McNaught: “There's a couple of reasons why they might be concerned. First, they may be investigating a suspected breach of a law so they might not want to say, ‘Hey, by the way, we are monitoring your communications,’ because that would tip off the person that says that they may be investigating.
“And in some cases, there are proprietary interests that an employer may have in how they monitor what employees are doing, to ensure that the information is not misused, like credit card information and stuff like that. But I think that employers can get around it just by stating in general terms how and why they may be monitoring. They don't need to say, ‘We are monitoring these three employees.’ They could say, ‘We monitor for suspected criminal activity,’ for instance.

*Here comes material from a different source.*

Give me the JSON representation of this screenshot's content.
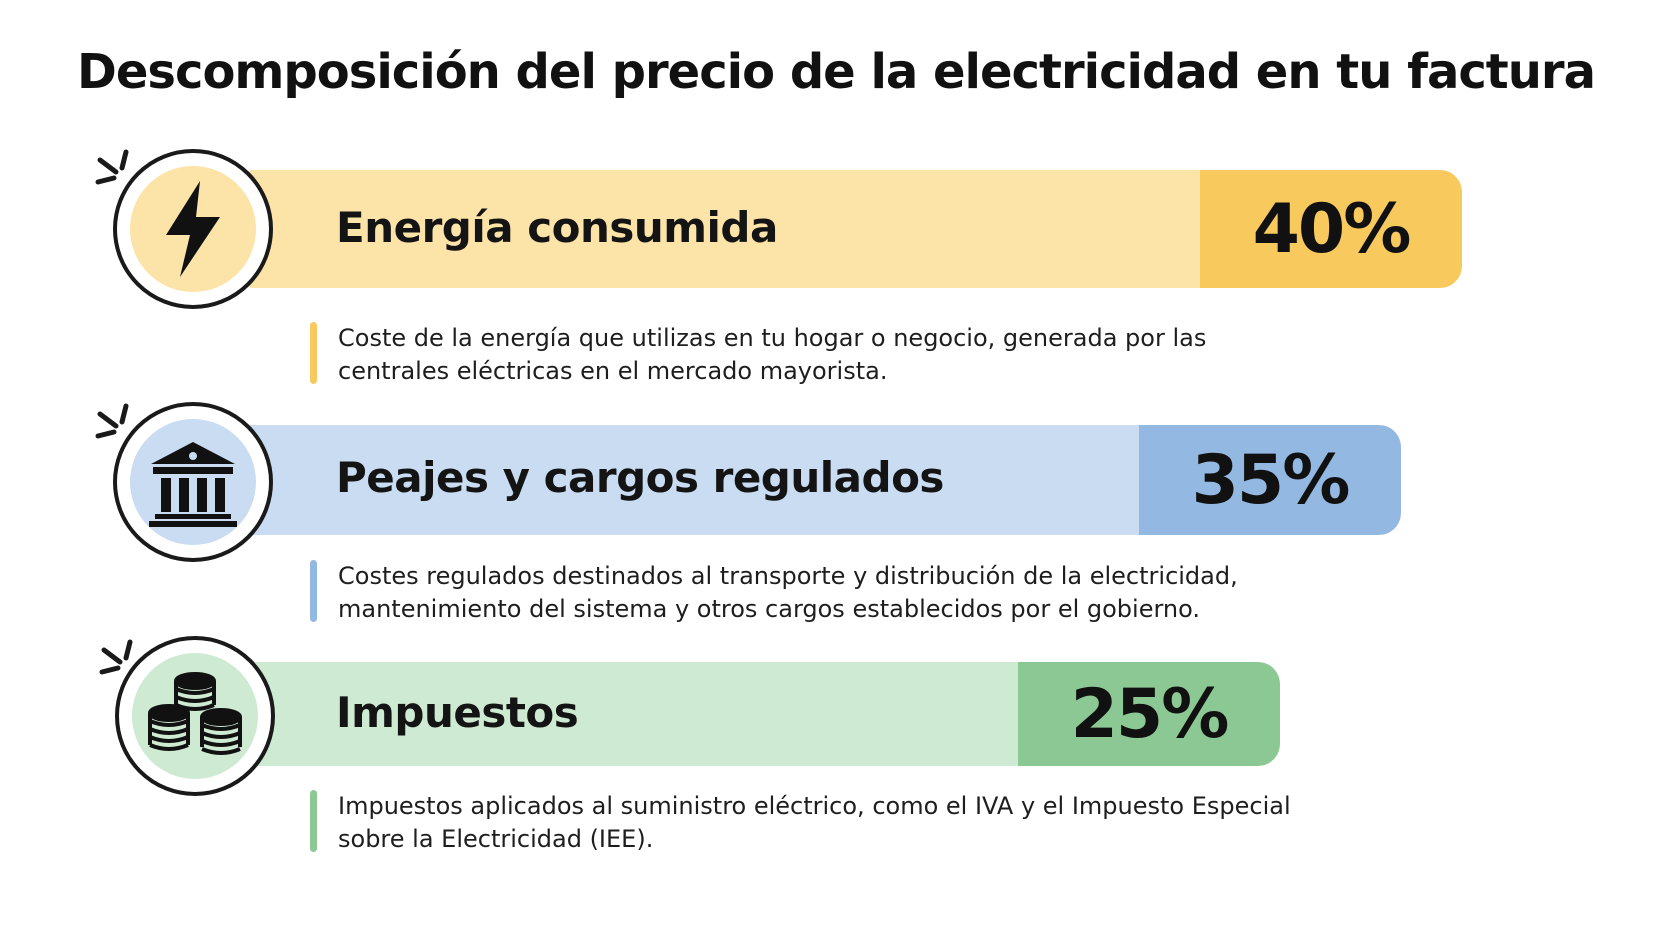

“If the employer has hidden cameras, they may prefer not to reveal where those cameras are, but they may be required to as a matter of being transparent with their employees.
“They might also be concerned about morale issues or pushback from employees on the surveillance that they're doing. So, I guess the best policy is always not to do something that you wouldn't want your employees to know about. If the employer is concerned about pushback, maybe they need to think about whether they should continue to do this, the monitoring that they have been doing.